I kind of understand why this is enabled by default - it is helpful in development - but like a lot of things GraphQL, feels like a loaded footgun.

Introspection Abuse

Besides introspection leaking data, it can also be used in attacks that result in deeply recursive queries. As a result, controlling query depth is also required. Reviewing graphql-python/graphene, this is something that needs to be enabled explicitly through an additional validator.

What Does A “Secure By Default” Endpoint Looking Like Anyway?

Taking graphql/graphql-js as the reference implementation, lets take the “getting started” example and work on making it secure.

Here is the starting example:

import express from "express";
import morgan from "morgan";
import { createHandler } from "graphql-http/lib/use/express";
import { schema } from "./schema";

const root = {
  hello: () => "Hello, world!",
};

const app = express();

app.use(morgan("common"));
app.use("/graphql", createHandler({ schema, rootValue: root }));
app.listen(3000, () => console.log("Server running on port 3000"));

First of all, we need to protect ourselves against large request bodies. Straight forward enough with body-parser:

 import morgan from "morgan"
 import { createHandler } from "graphql-http/lib/use/express"
 import { schema } from "./schema"
+import bodyParser from "body-parser"

 const root = {
     hello: () => "Hello, world!"
@@ -10,5 +11,7 @@ const root = {
 const app = express()

 app.use(morgan("common"))
+app.use(bodyParser.json({ limit: "64kb" }))
+app.use(bodyParser.urlencoded({ extended: true, limit: "64kb" }))
 app.use("/graphql", createHandler({ schema, rootValue: root }))
 app.listen(3000, () => console.log("Server running on port 3000"))

Next, we need to add some default validation rules and set our maxToken to some sensible value:

-app.use(morgan("common"))
-app.use(bodyParser.json({ limit: "64kb" }))
-app.use(bodyParser.urlencoded({ extended: true, limit: "64kb" }))
-app.use("/graphql", createHandler({ schema, rootValue: root }))
-app.listen(3000, () => console.log("Server running on port 3000"))
+const handler = createHandler({
+  schema,
+  parse: (query) => parse(query, { maxTokens: 5000 }),
+  validationRules: [
+    ...specifiedRules,
+    NoSchemaIntrospectionCustomRule,
+  ],
+});
+
+app.use(morgan("common"));
+app.use(bodyParser.json({ limit: "64kb" }));
+app.use(bodyParser.urlencoded({ extended: true, limit: "64kb" }));
+app.post("/graphql", handler);

Now, we need to add some specific guards. The nice people over at escape.tech have created a practically mandatory package - graphql-armor - that exposes some helpful rules to mitigate the above:

 validationRules: [
   ...specifiedRules,
   NoSchemaIntrospectionCustomRule,
+    maxDepthRule({
+      exposeLimits: false,
+    }),
+    costLimitRule({
+      exposeLimits: false,
+    }),
+    maxDirectivesRule({
+      n: config.graphqlMaxDirectives,
+      exposeLimits: false,
+    }),
+    maxAliasesRule({
+      n: config.graphqlMaxAliases,
+      exposeLimits: false,
+    }),
 ],

We set exposeLimits to false to prevent leaking information to attackers about what limits are in place.

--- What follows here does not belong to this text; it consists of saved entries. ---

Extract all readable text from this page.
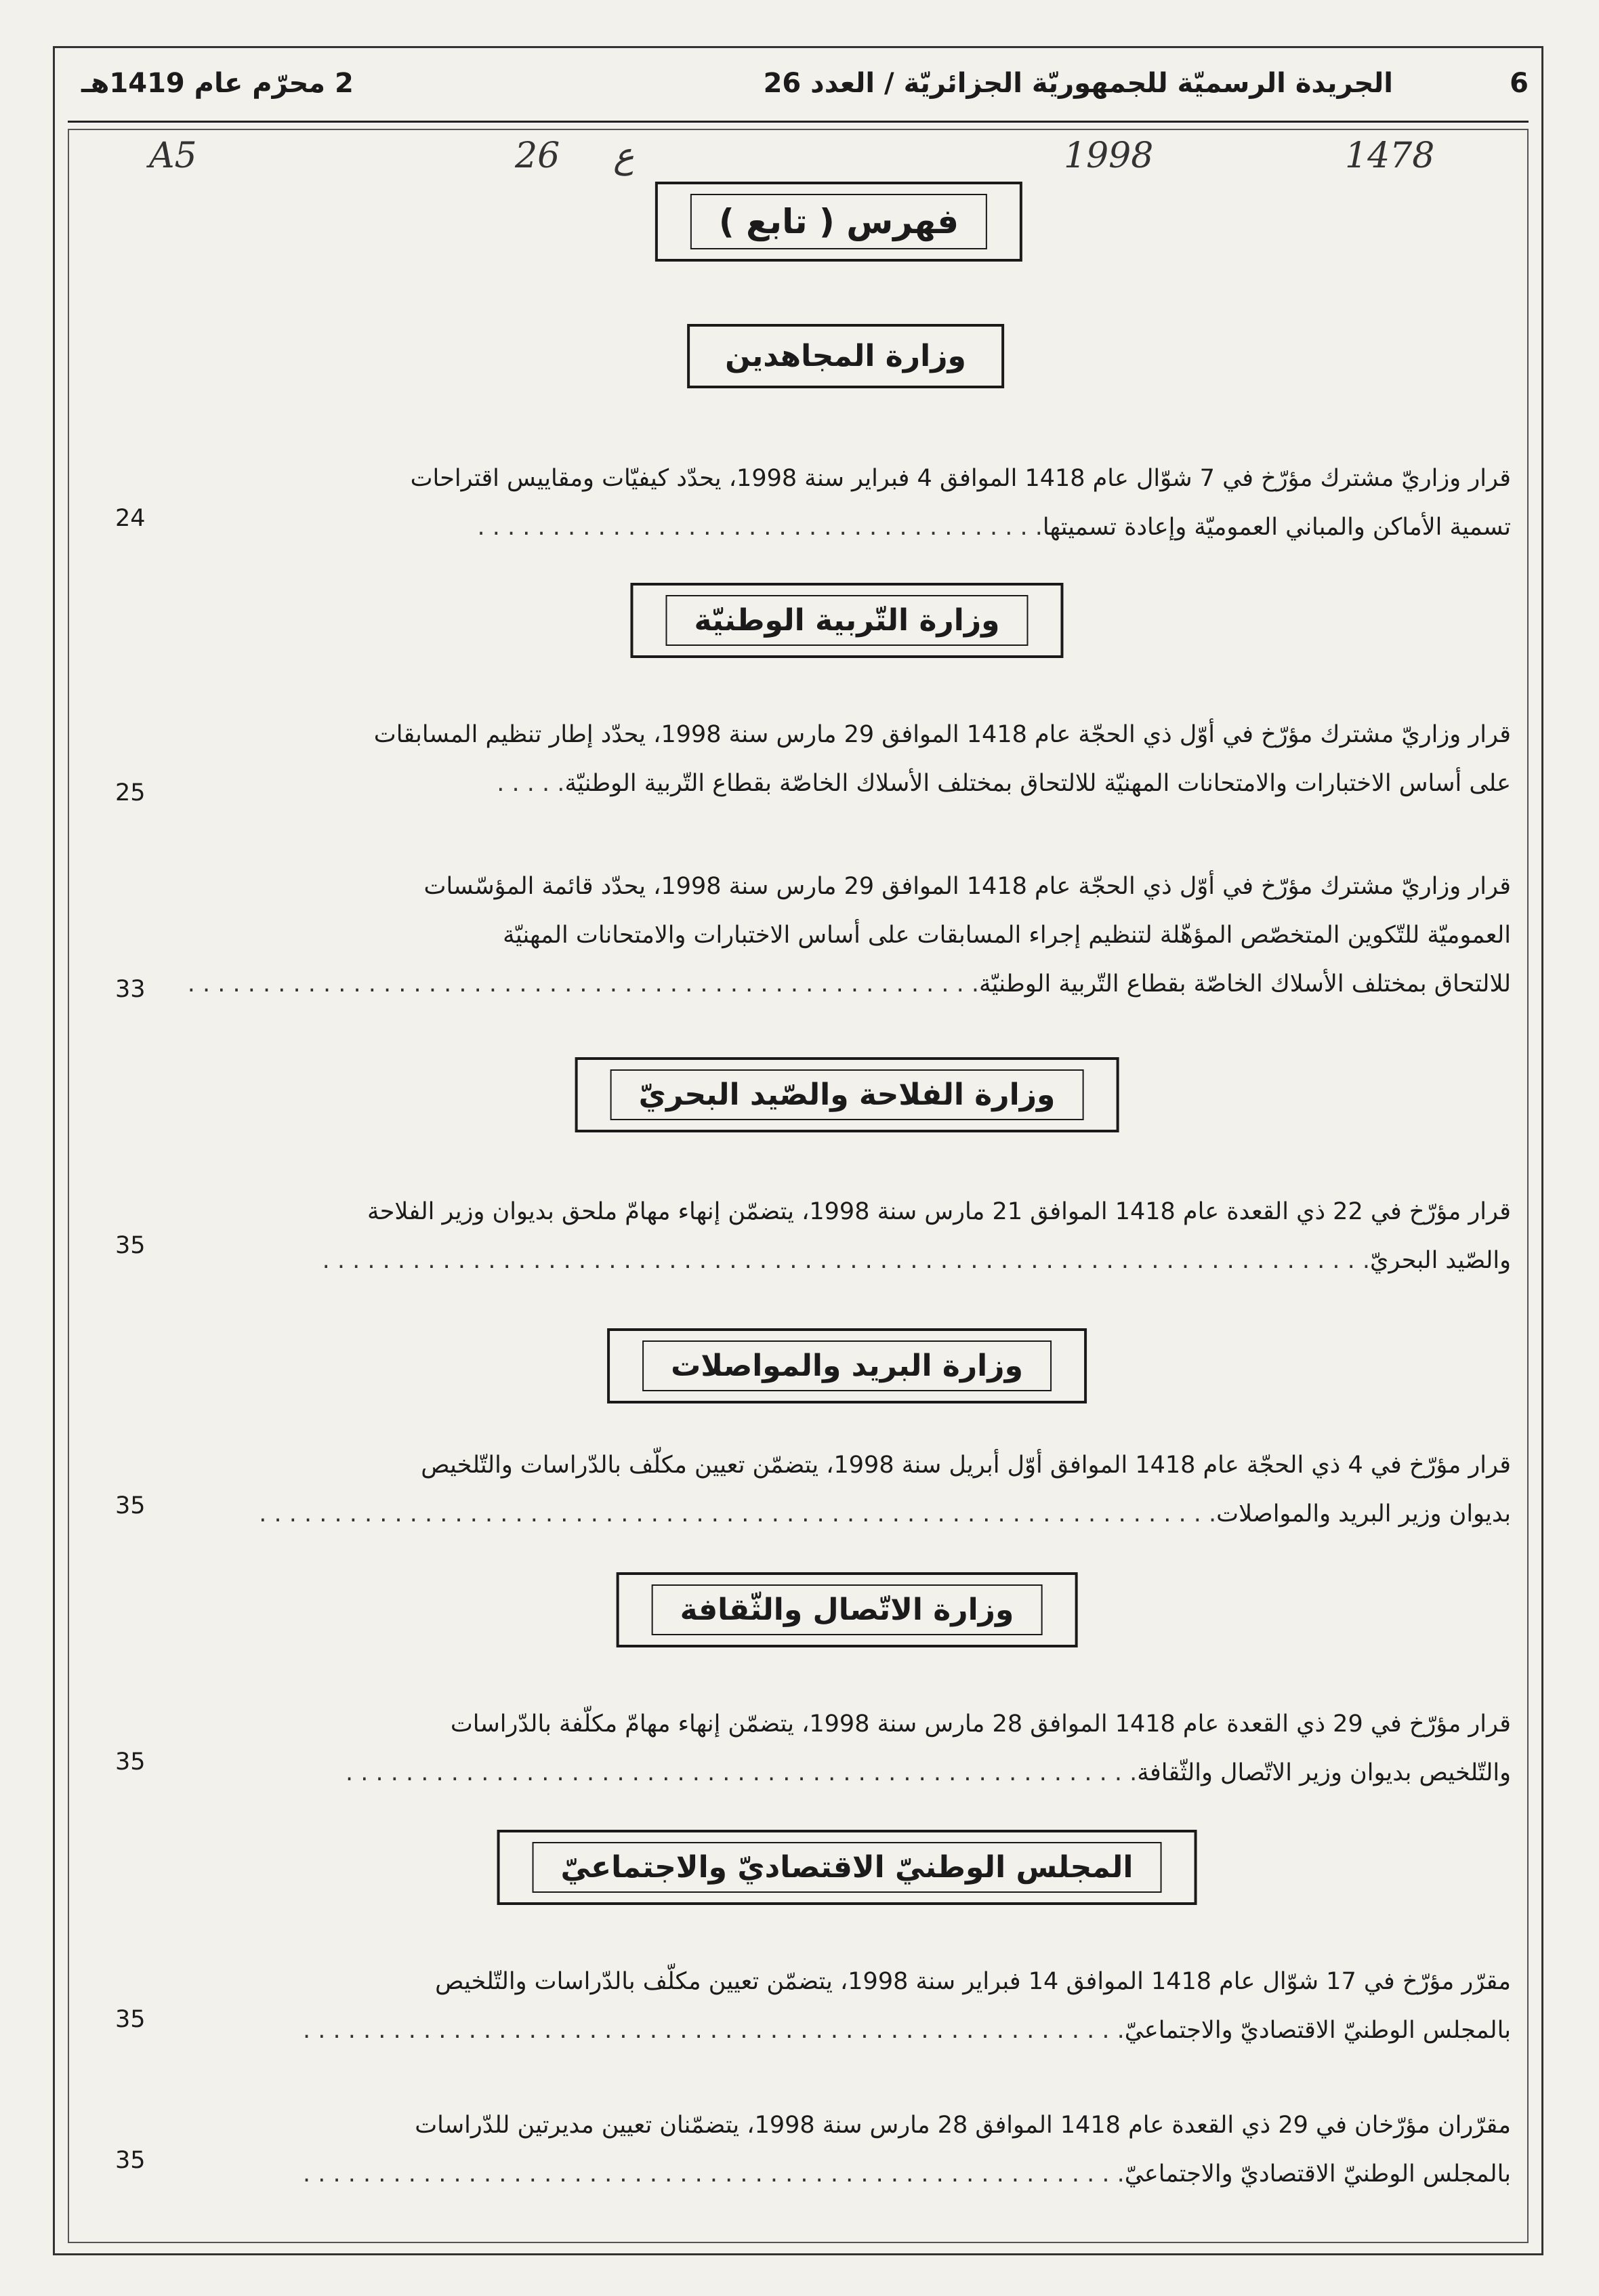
6
الجريدة الرسميّة للجمهوريّة الجزائريّة / العدد 26
2 محرّم عام 1419هـ
A5	26 ع	1998	1478
فهرس ( تابع )
وزارة المجاهدين
قرار وزاريّ مشترك مؤرّخ في 7 شوّال عام 1418 الموافق 4 فبراير سنة 1998، يحدّد كيفيّات ومقاييس اقتراحات
تسمية الأماكن والمباني العموميّة وإعادة تسميتها. . . . . . . . . . . . . . . . . . . . . . . . . . . . . . . . . . . . . .
24
وزارة التّربية الوطنيّة
قرار وزاريّ مشترك مؤرّخ في أوّل ذي الحجّة عام 1418 الموافق 29 مارس سنة 1998، يحدّد إطار تنظيم المسابقات
على أساس الاختبارات والامتحانات المهنيّة للالتحاق بمختلف الأسلاك الخاصّة بقطاع التّربية الوطنيّة. . . . .
25
قرار وزاريّ مشترك مؤرّخ في أوّل ذي الحجّة عام 1418 الموافق 29 مارس سنة 1998، يحدّد قائمة المؤسّسات
العموميّة للتّكوين المتخصّص المؤهّلة لتنظيم إجراء المسابقات على أساس الاختبارات والامتحانات المهنيّة
للالتحاق بمختلف الأسلاك الخاصّة بقطاع التّربية الوطنيّة. . . . . . . . . . . . . . . . . . . . . . . . . . . . . . . . . . . . . . . . . . . . . . . . . . . . .
33
وزارة الفلاحة والصّيد البحريّ
قرار مؤرّخ في 22 ذي القعدة عام 1418 الموافق 21 مارس سنة 1998، يتضمّن إنهاء مهامّ ملحق بديوان وزير الفلاحة
والصّيد البحريّ. . . . . . . . . . . . . . . . . . . . . . . . . . . . . . . . . . . . . . . . . . . . . . . . . . . . . . . . . . . . . . . . . . . . . .
35
وزارة البريد والمواصلات
قرار مؤرّخ في 4 ذي الحجّة عام 1418 الموافق أوّل أبريل سنة 1998، يتضمّن تعيين مكلّف بالدّراسات والتّلخيص
بديوان وزير البريد والمواصلات. . . . . . . . . . . . . . . . . . . . . . . . . . . . . . . . . . . . . . . . . . . . . . . . . . . . . . . . . . . . . . . .
35
وزارة الاتّصال والثّقافة
قرار مؤرّخ في 29 ذي القعدة عام 1418 الموافق 28 مارس سنة 1998، يتضمّن إنهاء مهامّ مكلّفة بالدّراسات
والتّلخيص بديوان وزير الاتّصال والثّقافة. . . . . . . . . . . . . . . . . . . . . . . . . . . . . . . . . . . . . . . . . . . . . . . . . . . . .
35
المجلس الوطنيّ الاقتصاديّ والاجتماعيّ
مقرّر مؤرّخ في 17 شوّال عام 1418 الموافق 14 فبراير سنة 1998، يتضمّن تعيين مكلّف بالدّراسات والتّلخيص
بالمجلس الوطنيّ الاقتصاديّ والاجتماعيّ. . . . . . . . . . . . . . . . . . . . . . . . . . . . . . . . . . . . . . . . . . . . . . . . . . . . . . .
35
مقرّران مؤرّخان في 29 ذي القعدة عام 1418 الموافق 28 مارس سنة 1998، يتضمّنان تعيين مديرتين للدّراسات
بالمجلس الوطنيّ الاقتصاديّ والاجتماعيّ. . . . . . . . . . . . . . . . . . . . . . . . . . . . . . . . . . . . . . . . . . . . . . . . . . . . . . .
35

The final setup is shown in this repo: mble/graphql-tirefire.

This leaves us with something very similar to RedwoodJS’s configuration.

In an ideal world, these packages and their default configuration would be baked into the underlying GraphQL implementations themselves, to provide more of a “zero config” approach.

By providing sensible defaults, we can enable our users to be more successful out of the gate, and keep the web safer by default.